CHAPTER 4

THE CLOCK STRUCK NOW ELEVEN TIMES.

The same mute faces on the wall.

Only one photo of my mother exists. In it her eyes are cast downward. The photo is in black and white, but the photographer hand-colored it: the blush on her cheek, the blue handle of the parasol, the green embankment. As a young boy I would, as Father translated in his study, stand before the photo, bending lower as I neared it, as if I could find an angle from which I could look up and see her eyes staring down at me. My father, catching me crouching, said, “It won’t work,” and dropped his eyes back down to desk and work.

Now marked the half hour with a single toll.

I walked down the hallway, entered my father’s study that is my study now, opened the bottom drawer to the desk, and shuffled through the folders until I found the one I wanted. At night, the mind thinks and the body acts. Or is it the body thinks and the mind acts? Sitting down in the old chair my father sat down in, the chair that’s always been old. This body that performs its memory, these hands that open and open the folder, these eyes that see, that read, that read what the mind behind them knows by heart, this heart that pumps the blood, this blood, this ancestral blood in which untold stories circulate, untold tale in the finger, this finger, that touches the page it wrote. Or I wrote. I mean to say this story I didn’t write but that I wrote down. This story Father told me. Someone told it to him—or maybe not. Maybe he made it up, a distraction for him more than for me, his son who after his mother died feared sleep, and the dreams in sleep in which his mother, my mother, returned. Maybe he memorized it—the words never altered—so that, as he spoke, sitting in the chair in the corner of my darkened room, his mind could attend to what mattered to him: the language he was learning, an oral language whose basic words and grammar were translated by a missionary two hundred years ago and whose helper had written down, in the phonemes of the romantic alphabet, though tainted by the Latinate habits of his ear, a story told by an elder of the tribe, written on a scroll, titled in Spanish, Mito de Creación, a thick roll of paper my father found in a box in a country library as he travelled through England as a young man, bought for a few pence, and whose academic life, when I was a boy, and until he died, was devoted to translating. It was a task he never finished, much to his regret. I might be wrong. Perhaps every word of the story he spoke he vividly saw, escaping into the same story he gave me for my escape, and to change a word would destroy the world he was conjuring. Either way, he sat in the darkest corner of my room, so that his voice seemed to come from the night itself, the night lulling to sleep the child unwilling to go to sleep, the night telling its story.
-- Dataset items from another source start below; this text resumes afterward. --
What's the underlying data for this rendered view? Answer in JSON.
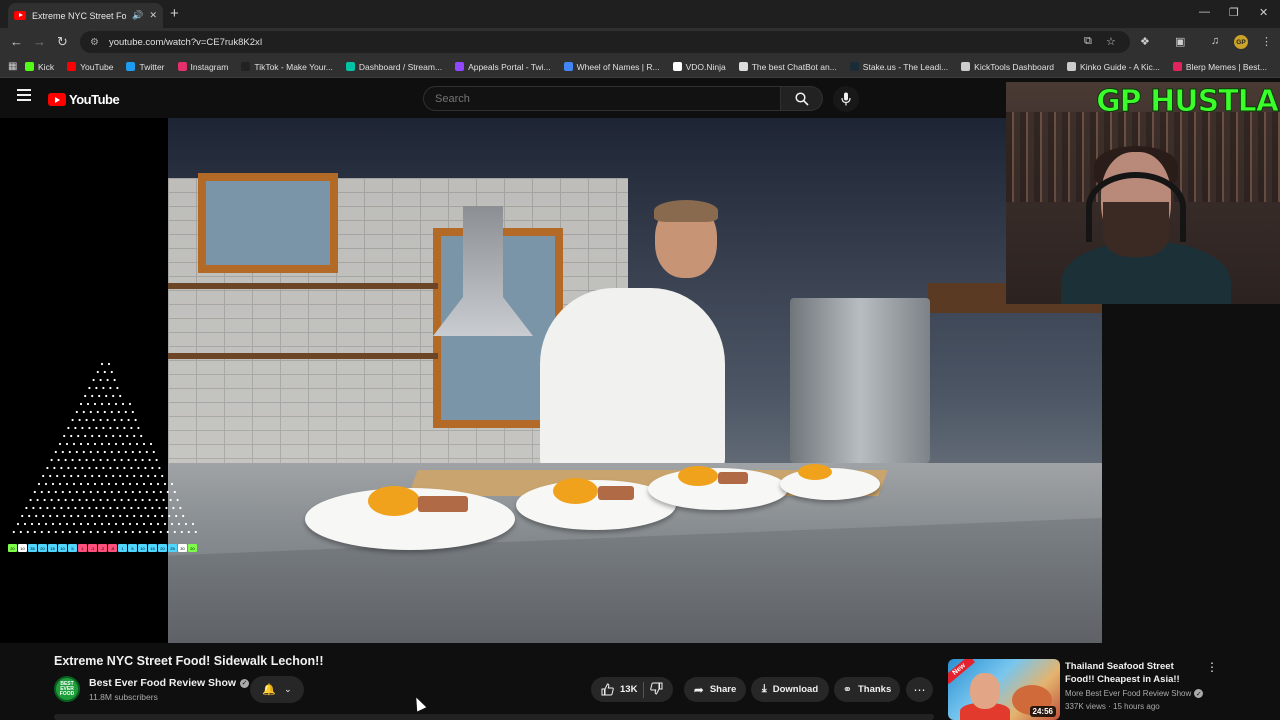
{
  "browser": {
    "tab_title": "Extreme NYC Street Food! S",
    "url": "youtube.com/watch?v=CE7ruk8K2xI",
    "profile_initials": "GP",
    "bookmarks": [
      {
        "label": "Kick",
        "color": "#53fc18"
      },
      {
        "label": "YouTube",
        "color": "#ff0000"
      },
      {
        "label": "Twitter",
        "color": "#1d9bf0"
      },
      {
        "label": "Instagram",
        "color": "#e1306c"
      },
      {
        "label": "TikTok - Make Your...",
        "color": "#222222"
      },
      {
        "label": "Dashboard / Stream...",
        "color": "#00c3a5"
      },
      {
        "label": "Appeals Portal - Twi...",
        "color": "#9146ff"
      },
      {
        "label": "Wheel of Names | R...",
        "color": "#4285f4"
      },
      {
        "label": "VDO.Ninja",
        "color": "#ffffff"
      },
      {
        "label": "The best ChatBot an...",
        "color": "#dddddd"
      },
      {
        "label": "Stake.us - The Leadi...",
        "color": "#1a2c38"
      },
      {
        "label": "KickTools Dashboard",
        "color": "#cccccc"
      },
      {
        "label": "Kinko Guide - A Kic...",
        "color": "#cccccc"
      },
      {
        "label": "Blerp Memes | Best...",
        "color": "#e0245e"
      }
    ]
  },
  "youtube": {
    "logo_text": "YouTube",
    "search_placeholder": "Search",
    "video_title": "Extreme NYC Street Food! Sidewalk Lechon!!",
    "channel_name": "Best Ever Food Review Show",
    "avatar_text": "BEST EVER FOOD",
    "subscribers": "11.8M subscribers",
    "likes": "13K",
    "share_label": "Share",
    "download_label": "Download",
    "thanks_label": "Thanks",
    "recommended": {
      "title": "Thailand Seafood Street Food!! Cheapest in Asia!!",
      "channel": "More Best Ever Food Review Show",
      "meta": "337K views · 15 hours ago",
      "duration": "24:56",
      "badge": "New"
    }
  },
  "overlay": {
    "webcam_brand": "GP HUSTLA",
    "meter_values": [
      "20",
      "10",
      "35",
      "20",
      "15",
      "10",
      "5",
      "1",
      "-1",
      "-2",
      "-5",
      "1",
      "5",
      "10",
      "15",
      "20",
      "25",
      "30",
      "20"
    ],
    "meter_colors": [
      "#7dff4a",
      "#ffffff",
      "#4fd6ff",
      "#4fd6ff",
      "#4fd6ff",
      "#4fd6ff",
      "#4fd6ff",
      "#ff4f7a",
      "#ff4f7a",
      "#ff4f7a",
      "#ff4f7a",
      "#4fd6ff",
      "#4fd6ff",
      "#4fd6ff",
      "#4fd6ff",
      "#4fd6ff",
      "#4fd6ff",
      "#ffffff",
      "#7dff4a"
    ]
  }
}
After my father died, the very day he died, I sat at this desk and wrote down that story word for word. I wrote it down in my illegible scrawl and took it to my room, lay down on my bed, and in the dim light read it, and read it again, over and over again, until the window began to grow light. The alarm clock went off at 5:45. There had been an earthquake in Guatemala, a powerful earthquake felt in Belize and Panama; only one person had died.

I took the pages to my room, undressed, and got in bed. The wine tugged my mind toward the still house’s familiar silence. I read the story.

After the giant removed his heart and buried it in the ground his eyes gradually grew smaller and smaller until he seemed to have no eyes at all. He did still have eyes, but they were no larger than pinpricks, smaller than the eyes of a mole, as small as a spider’s eyes, and let in so little light that the giant was mostly blind. He couldn’t tell when it was night or day and so he stopped sleeping. He couldn’t walk without running into trees or tripping over ridges or falling down in rivers. The giant just sat down and didn’t move. He sat so long that moss grew on him. Grass grew on the moss. Trees in the grass: an aspen grove. He seemed dead but he was not dead. When the wind pushed through the aspen and the leaves made a riverlike music the giant would hear it, some nerve would awaken, and though he had no heart, from his pinprick eyes a tear would fall, so thin and meager that the wind that caused it would also take it away. People who passed the giant thought he was only a hill whose stony crest was pink as skin. Their parents and their parent’s parents had walked by the hill many times, had carted their goods down the road that curved around the giant, and in all their memory that hill had only ever been a hill. But the birds knew. Whether they could hear his breath, or feel the slightest twitches of muscles that sometimes sent a leaf spiraling down from a branch in midsummer, or sense beneath his head the hum of his thinking, no one can say—so there were no nests in the aspen trees. But the people didn’t notice this either. To the sudden absence of birdsong at the hill when they walked past it the people all were deaf.

It was at the foot of this hill that the people of the village built their schoolhouse.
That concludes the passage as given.